A ban on serving ham and cheese toasties in school canteens sparked outrage over the weekend.
And now state education officials have called for fairy bread to be canned, too.
South Australia’s Department of Education says sparklers should not be provided or provided in the state’s public schools, according to its Right Bite healthy food and drink guidelines.
The South Australian government has said the guidelines are just that: guidelines and not a ban.
The government also said the guidelines do not apply to what parents carry in their children’s school lunchboxes.
The news comes after Western Australia banned toasted ham and cheese sandwiches in all public schools in a bid to reduce consumption of processed meats, which can lead to a higher risk factor for developing bowel cancer.
South Australia has demonized a childhood favorite food, placing it on the red list.

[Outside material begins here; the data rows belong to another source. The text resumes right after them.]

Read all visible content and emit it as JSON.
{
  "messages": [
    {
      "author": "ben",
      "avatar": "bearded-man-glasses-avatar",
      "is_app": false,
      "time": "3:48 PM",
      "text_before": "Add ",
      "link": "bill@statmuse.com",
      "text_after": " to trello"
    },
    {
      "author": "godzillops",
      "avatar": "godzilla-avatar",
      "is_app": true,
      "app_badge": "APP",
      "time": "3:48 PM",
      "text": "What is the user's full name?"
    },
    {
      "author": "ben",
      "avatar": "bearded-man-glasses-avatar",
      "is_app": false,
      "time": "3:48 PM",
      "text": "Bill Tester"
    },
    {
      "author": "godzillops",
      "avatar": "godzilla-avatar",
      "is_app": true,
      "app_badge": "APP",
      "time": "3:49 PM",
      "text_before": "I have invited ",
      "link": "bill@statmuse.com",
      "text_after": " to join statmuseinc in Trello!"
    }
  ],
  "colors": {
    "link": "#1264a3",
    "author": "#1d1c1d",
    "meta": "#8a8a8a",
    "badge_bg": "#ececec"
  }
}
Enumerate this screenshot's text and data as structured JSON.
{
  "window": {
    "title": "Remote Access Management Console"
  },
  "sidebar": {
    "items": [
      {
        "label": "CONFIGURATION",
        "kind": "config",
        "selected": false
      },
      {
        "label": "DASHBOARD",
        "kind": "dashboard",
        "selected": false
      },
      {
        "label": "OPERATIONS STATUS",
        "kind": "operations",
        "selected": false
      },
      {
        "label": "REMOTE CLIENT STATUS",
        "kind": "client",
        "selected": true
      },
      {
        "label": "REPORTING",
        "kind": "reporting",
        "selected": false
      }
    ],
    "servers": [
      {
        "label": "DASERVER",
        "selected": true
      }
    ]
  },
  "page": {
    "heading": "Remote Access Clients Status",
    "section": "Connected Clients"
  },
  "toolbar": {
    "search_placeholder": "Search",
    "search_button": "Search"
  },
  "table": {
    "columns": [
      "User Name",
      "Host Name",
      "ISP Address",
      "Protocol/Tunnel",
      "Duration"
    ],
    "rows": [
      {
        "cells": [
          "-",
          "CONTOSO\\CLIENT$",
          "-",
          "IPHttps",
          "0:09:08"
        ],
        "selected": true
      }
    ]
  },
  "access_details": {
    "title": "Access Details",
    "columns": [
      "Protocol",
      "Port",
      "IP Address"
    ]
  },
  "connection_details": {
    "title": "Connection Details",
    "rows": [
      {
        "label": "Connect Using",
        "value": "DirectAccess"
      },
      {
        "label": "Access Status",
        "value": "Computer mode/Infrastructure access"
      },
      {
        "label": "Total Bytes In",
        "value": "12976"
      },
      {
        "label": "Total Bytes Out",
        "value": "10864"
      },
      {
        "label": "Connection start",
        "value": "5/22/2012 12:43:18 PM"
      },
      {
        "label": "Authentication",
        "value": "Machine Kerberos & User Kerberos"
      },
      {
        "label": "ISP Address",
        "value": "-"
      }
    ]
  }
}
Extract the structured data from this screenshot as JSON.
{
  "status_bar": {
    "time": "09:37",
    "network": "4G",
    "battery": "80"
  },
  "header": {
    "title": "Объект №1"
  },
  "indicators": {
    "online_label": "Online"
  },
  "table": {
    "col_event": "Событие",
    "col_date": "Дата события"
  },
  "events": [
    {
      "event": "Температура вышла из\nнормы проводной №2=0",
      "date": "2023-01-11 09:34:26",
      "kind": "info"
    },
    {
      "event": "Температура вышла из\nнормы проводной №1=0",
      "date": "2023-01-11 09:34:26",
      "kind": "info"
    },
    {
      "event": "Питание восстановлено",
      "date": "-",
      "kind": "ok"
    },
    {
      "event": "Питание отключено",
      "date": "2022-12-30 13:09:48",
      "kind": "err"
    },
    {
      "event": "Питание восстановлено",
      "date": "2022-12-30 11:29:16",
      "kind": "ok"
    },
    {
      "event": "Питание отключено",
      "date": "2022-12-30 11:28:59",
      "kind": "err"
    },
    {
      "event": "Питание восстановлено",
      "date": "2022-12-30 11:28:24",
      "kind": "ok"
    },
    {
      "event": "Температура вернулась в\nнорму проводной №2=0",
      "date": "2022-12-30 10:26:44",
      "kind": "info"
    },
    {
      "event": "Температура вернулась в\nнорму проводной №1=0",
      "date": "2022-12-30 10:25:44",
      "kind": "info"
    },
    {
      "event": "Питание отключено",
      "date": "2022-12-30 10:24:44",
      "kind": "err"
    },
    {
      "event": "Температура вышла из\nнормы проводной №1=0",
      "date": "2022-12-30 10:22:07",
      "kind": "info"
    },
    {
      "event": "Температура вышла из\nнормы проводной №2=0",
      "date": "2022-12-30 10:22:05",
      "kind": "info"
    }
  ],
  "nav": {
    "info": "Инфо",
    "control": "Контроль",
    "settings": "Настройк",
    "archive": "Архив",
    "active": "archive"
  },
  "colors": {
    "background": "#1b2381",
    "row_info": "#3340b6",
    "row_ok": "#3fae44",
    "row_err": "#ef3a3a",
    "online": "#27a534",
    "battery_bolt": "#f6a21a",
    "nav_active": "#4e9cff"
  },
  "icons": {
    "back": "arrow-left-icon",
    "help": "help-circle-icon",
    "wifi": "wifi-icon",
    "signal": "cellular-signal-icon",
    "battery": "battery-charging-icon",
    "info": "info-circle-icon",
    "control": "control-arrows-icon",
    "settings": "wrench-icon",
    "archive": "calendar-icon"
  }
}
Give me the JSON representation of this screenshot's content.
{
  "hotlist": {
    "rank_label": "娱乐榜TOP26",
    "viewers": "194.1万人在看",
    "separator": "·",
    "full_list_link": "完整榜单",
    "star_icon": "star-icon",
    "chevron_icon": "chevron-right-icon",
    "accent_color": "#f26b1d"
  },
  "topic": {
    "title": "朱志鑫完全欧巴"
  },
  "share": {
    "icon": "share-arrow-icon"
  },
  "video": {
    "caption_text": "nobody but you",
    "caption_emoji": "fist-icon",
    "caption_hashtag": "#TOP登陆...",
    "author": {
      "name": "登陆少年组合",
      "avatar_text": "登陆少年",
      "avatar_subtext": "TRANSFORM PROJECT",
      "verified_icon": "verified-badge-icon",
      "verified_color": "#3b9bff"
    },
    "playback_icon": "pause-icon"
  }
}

It is not only prohibited in schools, but also at sports carnivals and after school care (stock image of a girl enjoying fairy bread)
School children in South Australia (file photo pictured) can no longer have access to their beloved fairy bread in the canteen or at parties or class rewards.
Adelaide dietician Mattea Palombo, who encourages a balanced diet, said The advertiser Removing candy gave the kids the wrong impression.
“We are sending a message to children and also to parents that they should restrict themselves, which prioritizes foods and only makes children want them more,” he said.
Palombo said sprinkled bread is a “happy” food and is linked to joyful childhood memories.
The nutritionist agrees that it may not provide the same nutritional value as fruits and vegetables, but it should not be prohibited if it is part of a healthy diet.
South Australian School Parents Community Association president Jenice Zerna said she was devastated by the fairy bread ban and said she would prefer to give her granddaughter a slice rather than a packet of crisps.
“And for some parents, something like fairy bread might be the only cost-effective thing they can afford to supply for that party or fundraiser,” she said.
Zerna agreed that healthy guidelines need to be in place, but sees no harm in bringing them to school on special occasions, such as parties.
Fairy bread is just one of many items that, according to Right Bite guidelines, should not be available in South Australian schools.
Foods are divided into four categories: green for the best options, amber for those that must be chosen carefully, and red 1 for items that can only be eaten twice a quarter in the “smallest portion available.”
Red 2 is for items that can never be sold or supplied on any occasion.
The strict guidelines were updated last June and do not only apply to primary and secondary school cafeterias.
This magical childhood food is nostalgic and many believe there is nothing wrong with enjoying it on special occasions, such as school parties.
They are also applicable at fundraising events and sporting carnivals, field trips, camps, out-of-school-hours care (OSHC), and classroom rewards and incentives.
Other 2 red items include hot chips, fried foods, sugary ice blocks and sweets, including chocolate alternative carob.
Cakes, sausage rolls and favorite sandwich fillings such as honey and jam are on red list 1 and must only be sold or offered at special school events twice a term.
The green list includes bread, canned fish, low-fat natural milk and cottage cheese.
The guidelines say green list foods should make up 60 percent of what is sold in school cafeterias.
South Australian Education Minister Blair Boyer said the guidelines were developed to help teach young children about healthy eating.
“Preventive education is always the best way to instill healthy eating habits, and the Right Bite resource is designed as a practical strategy to help schools,” she said.
Health advocate and 2020 Australian of the Year Dr James Muecke said the guidelines were based on outdated information.
Muecke believed it is not enough to stop obesity and type two diabetes, and said it was necessary to include a program warning schoolchildren about the dangers of red foods.